How Learning To “Get Down” Changed Things For Me!

Sometimes as much as we can know the “right” thing to do, at the time, it’s hard to remember. It can take the model of another person to provide this very important reminder. This is what happened to me at recess the other day. I was out on duty in the primary wing, and our principal, John, came up to me to ask if I’d seen a particular student. I hadn’t at the time, but then I saw him on the playground equipment. I called him over. This student walked around with me on lunch duty the previous week, remembered me, and fairly quickly responded to the call. He started to come over to me, and then saw another child standing beside John. You could see this student stiffen, panic, and start to run away. I thought of the Self-Regulation Foundations Courses, and right away, thought, “He’s stressed. He’s scared. How should I respond?” I found myself lowering my voice, but also moving closer to him, and in retrospect, I think that the proximity triggered him more. Then John showed me something — quite unknowingly to him — that really stuck with me.

John crouched down really low on the ground. In the quietest voice, he started talking to this child that was actually still quite a distance away from him. Getting down made all the difference. The child responded to him right away and moved closer. He started talking, and in both his words and actions, you could tell that he was calming down. Amazing!

Fast forward about 15 minutes, and I had moved inside for lunch duty. A monitor from this child’s class came to see me. She confronted this student about a problem, he got angry, and was now hiding under the table. I went right to the room, and all of the students in the class were gathering around this student and the table. This was just making him more angry and upset. I first asked the other students in the class to go and sit down, which they did, and then I followed John’s lead from earlier: I got down on the floor. I was now sitting eye level with this child — maybe even a bit lower than him — and just outside the table. I lowered my voice too, and asked what was up. He shared that he was angry and what made him feel that way, and then I asked, “Do you need a break? Do you want to do duty with me?” He did, and quickly came out from under the table.

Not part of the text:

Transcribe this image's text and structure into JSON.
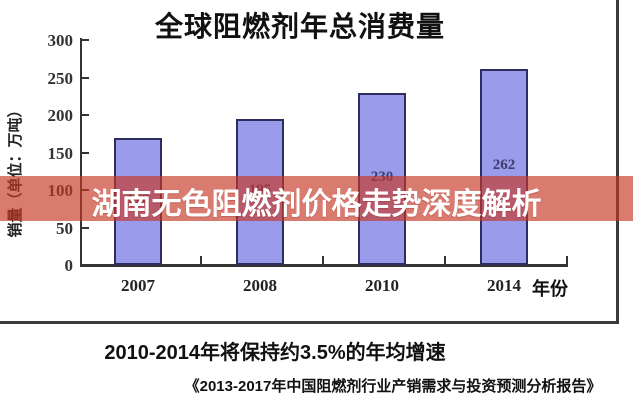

We walked the halls a few times, and returned when the bell went and his teacher arrived. By explaining to the teacher what happened, the teacher then knew that this child had been dysregulated, was just calming down, and may need some additional support for the afternoon. This support and these positive moments are exactly what the teacher gave this child.

These experiences made me think back to my responses to behaviour in the past. Would I have focused on punishment instead of focusing on solving the problem? Would I have seen this behaviour as “misbehaviour” versus “stress behaviour,” and would this perception have changed my actions? Among other things, the Foundations Courses taught me the value in being “kinder than necessary.” Thanks to the model from my principal and the support of other educators, I definitely saw the value in “additional kindness” this week. Maybe we can all benefit from this valuable reminder. What do you think?

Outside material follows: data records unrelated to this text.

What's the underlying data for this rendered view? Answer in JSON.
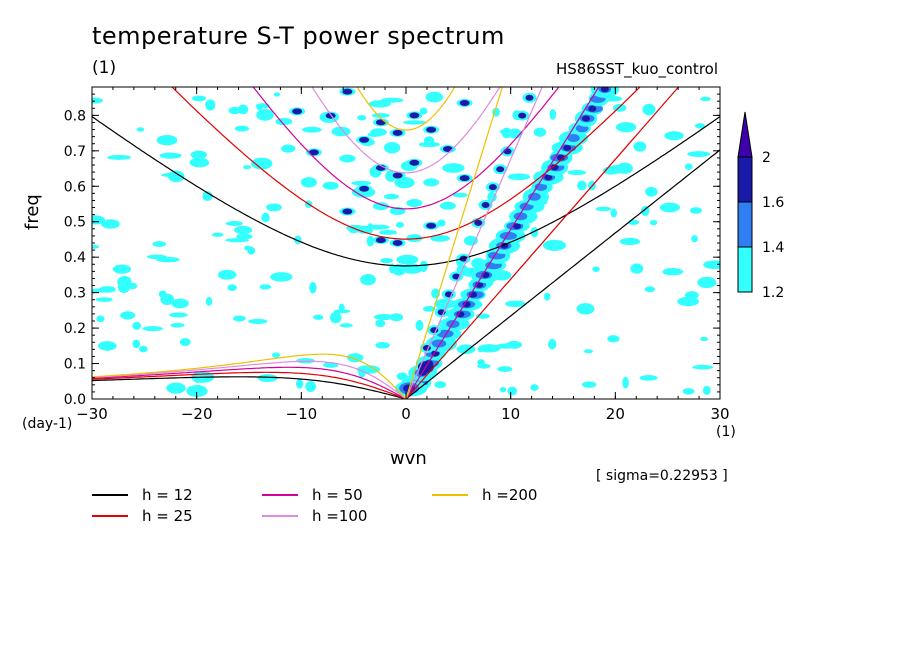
{
  "chart_data": {
    "type": "heatmap",
    "title": "temperature S-T power spectrum",
    "subtitle": "(1)",
    "case_name": "HS86SST_kuo_control",
    "xlabel": "wvn",
    "ylabel": "freq",
    "x_unit": "(1)",
    "y_unit": "(day-1)",
    "xlim": [
      -30,
      30
    ],
    "ylim": [
      0,
      0.88
    ],
    "xticks": [
      "-30",
      "-20",
      "-10",
      "0",
      "10",
      "20",
      "30"
    ],
    "yticks": [
      "0.0",
      "0.1",
      "0.2",
      "0.3",
      "0.4",
      "0.5",
      "0.6",
      "0.7",
      "0.8"
    ],
    "annotation": "[ sigma=0.22953 ]",
    "colorbar": {
      "levels": [
        "1.2",
        "1.4",
        "1.6",
        "2"
      ],
      "colors": [
        "#33ffff",
        "#2f7ff2",
        "#1a1aa8",
        "#3d00aa"
      ]
    },
    "dispersion_curves": [
      {
        "name": "h = 12",
        "h": 12,
        "color": "#000000"
      },
      {
        "name": "h = 25",
        "h": 25,
        "color": "#e00000"
      },
      {
        "name": "h = 50",
        "h": 50,
        "color": "#d4009c"
      },
      {
        "name": "h =100",
        "h": 100,
        "color": "#e08ae0"
      },
      {
        "name": "h =200",
        "h": 200,
        "color": "#f0c000"
      }
    ]
  }
}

2 thoughts on “How Learning To “Get Down” Changed Things For Me!

  1. Thanks for that inspirational post Aviva.

    While reading, I was reminded of the outstanding ‘Think, Feel, Act’ research briefs and the section by Dr. Jean Clinton, Hamilton’s very own:

    She reminds us of the powerful role that connections play and the impact they have on our day to day interactions and human development in general.

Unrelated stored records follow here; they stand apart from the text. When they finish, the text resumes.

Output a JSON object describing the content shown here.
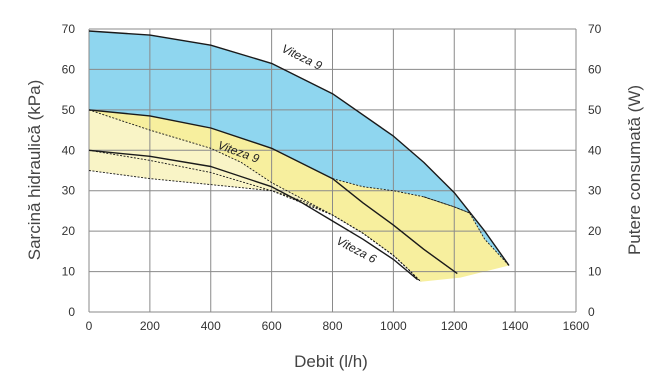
{
  "chart_data": {
    "type": "line",
    "xlabel": "Debit (l/h)",
    "ylabel": "Sarcină hidraulică (kPa)",
    "y2label": "Putere consumată (W)",
    "xlim": [
      0,
      1600
    ],
    "ylim": [
      0,
      70
    ],
    "y2lim": [
      0,
      70
    ],
    "grid": true,
    "x_ticks": [
      "0",
      "200",
      "400",
      "600",
      "800",
      "1000",
      "1200",
      "1400",
      "1600"
    ],
    "y_ticks": [
      "0",
      "10",
      "20",
      "30",
      "40",
      "50",
      "60",
      "70"
    ],
    "y2_ticks": [
      "0",
      "10",
      "20",
      "30",
      "40",
      "50",
      "60",
      "70"
    ],
    "colors": {
      "blue_band": "#8fd6ef",
      "yellow_band": "#f7ef9e",
      "pale_band": "#f9f4c6",
      "curve": "#1a1a1a",
      "grid": "#8a8a8a"
    },
    "regions": [
      {
        "color": "blue_band",
        "upper": [
          [
            0,
            69.5
          ],
          [
            200,
            68.5
          ],
          [
            400,
            66
          ],
          [
            600,
            61.5
          ],
          [
            800,
            54
          ],
          [
            1000,
            43.5
          ],
          [
            1100,
            37
          ],
          [
            1200,
            29.5
          ],
          [
            1300,
            20
          ],
          [
            1380,
            11.5
          ]
        ],
        "lower": [
          [
            0,
            50
          ],
          [
            200,
            48.5
          ],
          [
            400,
            45.5
          ],
          [
            600,
            40.5
          ],
          [
            800,
            33
          ],
          [
            900,
            31
          ],
          [
            1000,
            30
          ],
          [
            1100,
            28.5
          ],
          [
            1200,
            26
          ],
          [
            1250,
            24.5
          ],
          [
            1300,
            18
          ],
          [
            1380,
            11.5
          ]
        ]
      },
      {
        "color": "yellow_band",
        "upper": [
          [
            0,
            50
          ],
          [
            200,
            48.5
          ],
          [
            400,
            45.5
          ],
          [
            600,
            40.5
          ],
          [
            800,
            33
          ],
          [
            900,
            31
          ],
          [
            1000,
            30
          ],
          [
            1100,
            28.5
          ],
          [
            1200,
            26
          ],
          [
            1250,
            24.5
          ],
          [
            1300,
            18
          ],
          [
            1380,
            11.5
          ]
        ],
        "lower": [
          [
            0,
            40
          ],
          [
            200,
            37.5
          ],
          [
            400,
            34.5
          ],
          [
            600,
            30
          ],
          [
            700,
            27.5
          ],
          [
            800,
            24
          ],
          [
            900,
            19.5
          ],
          [
            1000,
            14
          ],
          [
            1050,
            10.5
          ],
          [
            1090,
            7.5
          ],
          [
            1220,
            8.5
          ],
          [
            1380,
            11.5
          ]
        ]
      },
      {
        "color": "pale_band",
        "upper": [
          [
            0,
            50
          ],
          [
            200,
            45
          ],
          [
            400,
            40.5
          ],
          [
            500,
            37
          ],
          [
            600,
            32
          ],
          [
            700,
            28
          ],
          [
            800,
            24
          ],
          [
            900,
            19.5
          ],
          [
            1000,
            14
          ],
          [
            1050,
            10.5
          ],
          [
            1090,
            7.5
          ]
        ],
        "lower": [
          [
            0,
            35
          ],
          [
            200,
            33
          ],
          [
            400,
            31.5
          ],
          [
            600,
            30
          ],
          [
            800,
            24
          ],
          [
            900,
            19.5
          ],
          [
            1000,
            14
          ],
          [
            1050,
            10.5
          ],
          [
            1090,
            7.5
          ]
        ]
      }
    ],
    "lines": [
      {
        "points": [
          [
            0,
            69.5
          ],
          [
            200,
            68.5
          ],
          [
            400,
            66
          ],
          [
            600,
            61.5
          ],
          [
            800,
            54
          ],
          [
            1000,
            43.5
          ],
          [
            1100,
            37
          ],
          [
            1200,
            29.5
          ],
          [
            1300,
            20
          ],
          [
            1380,
            11.5
          ]
        ],
        "style": "solid"
      },
      {
        "points": [
          [
            0,
            50
          ],
          [
            200,
            48.5
          ],
          [
            400,
            45.5
          ],
          [
            600,
            40.5
          ],
          [
            800,
            33
          ],
          [
            900,
            27
          ],
          [
            1000,
            21.5
          ],
          [
            1100,
            15.5
          ],
          [
            1210,
            9.5
          ]
        ],
        "style": "solid"
      },
      {
        "points": [
          [
            0,
            40
          ],
          [
            200,
            38.5
          ],
          [
            400,
            36
          ],
          [
            600,
            31
          ],
          [
            700,
            27
          ],
          [
            800,
            22.5
          ],
          [
            900,
            18
          ],
          [
            1000,
            13
          ],
          [
            1080,
            8
          ]
        ],
        "style": "solid"
      },
      {
        "points": [
          [
            0,
            50
          ],
          [
            200,
            45
          ],
          [
            400,
            40.5
          ],
          [
            500,
            37
          ],
          [
            600,
            32
          ],
          [
            700,
            28
          ],
          [
            800,
            24
          ],
          [
            900,
            19.5
          ],
          [
            1000,
            14
          ],
          [
            1050,
            10.5
          ],
          [
            1090,
            7.5
          ]
        ],
        "style": "dashed"
      },
      {
        "points": [
          [
            0,
            40
          ],
          [
            200,
            37.5
          ],
          [
            400,
            34.5
          ],
          [
            600,
            30
          ],
          [
            700,
            27.5
          ],
          [
            800,
            24
          ],
          [
            900,
            19.5
          ],
          [
            1000,
            14
          ],
          [
            1050,
            10.5
          ],
          [
            1090,
            7.5
          ]
        ],
        "style": "dashed"
      },
      {
        "points": [
          [
            0,
            35
          ],
          [
            200,
            33
          ],
          [
            400,
            31.5
          ],
          [
            600,
            30
          ],
          [
            800,
            24
          ],
          [
            900,
            19.5
          ],
          [
            1000,
            14
          ],
          [
            1050,
            10.5
          ],
          [
            1090,
            7.5
          ]
        ],
        "style": "dashed"
      },
      {
        "points": [
          [
            800,
            33
          ],
          [
            900,
            31
          ],
          [
            1000,
            30
          ],
          [
            1100,
            28.5
          ],
          [
            1200,
            26
          ],
          [
            1250,
            24.5
          ]
        ],
        "style": "dashed"
      },
      {
        "points": [
          [
            1100,
            28.5
          ],
          [
            1200,
            26
          ],
          [
            1250,
            24.5
          ],
          [
            1300,
            18
          ],
          [
            1380,
            11.5
          ]
        ],
        "style": "dashed"
      },
      {
        "points": [
          [
            1000,
            21.5
          ],
          [
            1100,
            15.5
          ],
          [
            1210,
            9.5
          ]
        ],
        "style": "dashed"
      }
    ],
    "annotations": [
      {
        "text": "Viteza 9",
        "x": 630,
        "y": 64.5,
        "rotate": 26
      },
      {
        "text": "Viteza 9",
        "x": 420,
        "y": 40.5,
        "rotate": 20
      },
      {
        "text": "Viteza 6",
        "x": 810,
        "y": 17,
        "rotate": 28
      }
    ]
  }
}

    Still resonating for me: ‘relationships are nutrients for the brain’

    Dr. Clinton provides some simple ways to build connections modified from the Center on the Social and Emotional Foundations for Early Learning (Ostrosky, M. M. & Jung, E. Y., 2010). The first:
    • Be at the child’s level for face-to-face interactions

    It is heartening to know that our future society is being nurtured in your and John’s hands and others like you who embrace this approach to learning and teaching.

    My current wondering: when do these nurturing relationships cross the line from nurture to coddle? When is the point when our empathy robs the child from learning about facing adversity and building resilience for this world in which we live?

    My guess is that a sensitive balance is once again the key. Thoughts?

    Happy Thanksgiving!

    • Thanks for your comment, @Nmcfdelk! I’m so glad that you mentioned Dr. Jean Clinton’s work. I actually remember reading this now, and completely forgot about it until you brought it up again. I will say that in the classroom, I find myself “getting down to the child’s level” more often, but when in a “duty capacity,” it never even crossed my mind. Watching John in action was a good reminder for me that this is an important/worthwhile approach whether on duty or while teaching. I must say that I’m thrilled to work at a school where all educators really are looking for ways to best support students, see them succeed, and explore “solutions” rather than “punishment.” Being a part of this kind of environment is so important as an adult too. It helps support us in seeing things differently.

      Your question about “crossing the line from nurturing to coddling” is an important one. Is this where knowing our students plays the biggest role? Then we know when children are ready for the next step. We know when they can deal with the stress without the stress becoming too overwhelming. From the Foundations Courses, I remember learning about “good stress and bad stress,” and I wonder if this plays a role here too. Some students may need this support for longer, while others will find ways to face the adversity, problem solve, and try again. I guess it kind of reminds me of co-regulation versus self-regulation. I’d be curious to know what others think.

      Thanks for extending this discussion!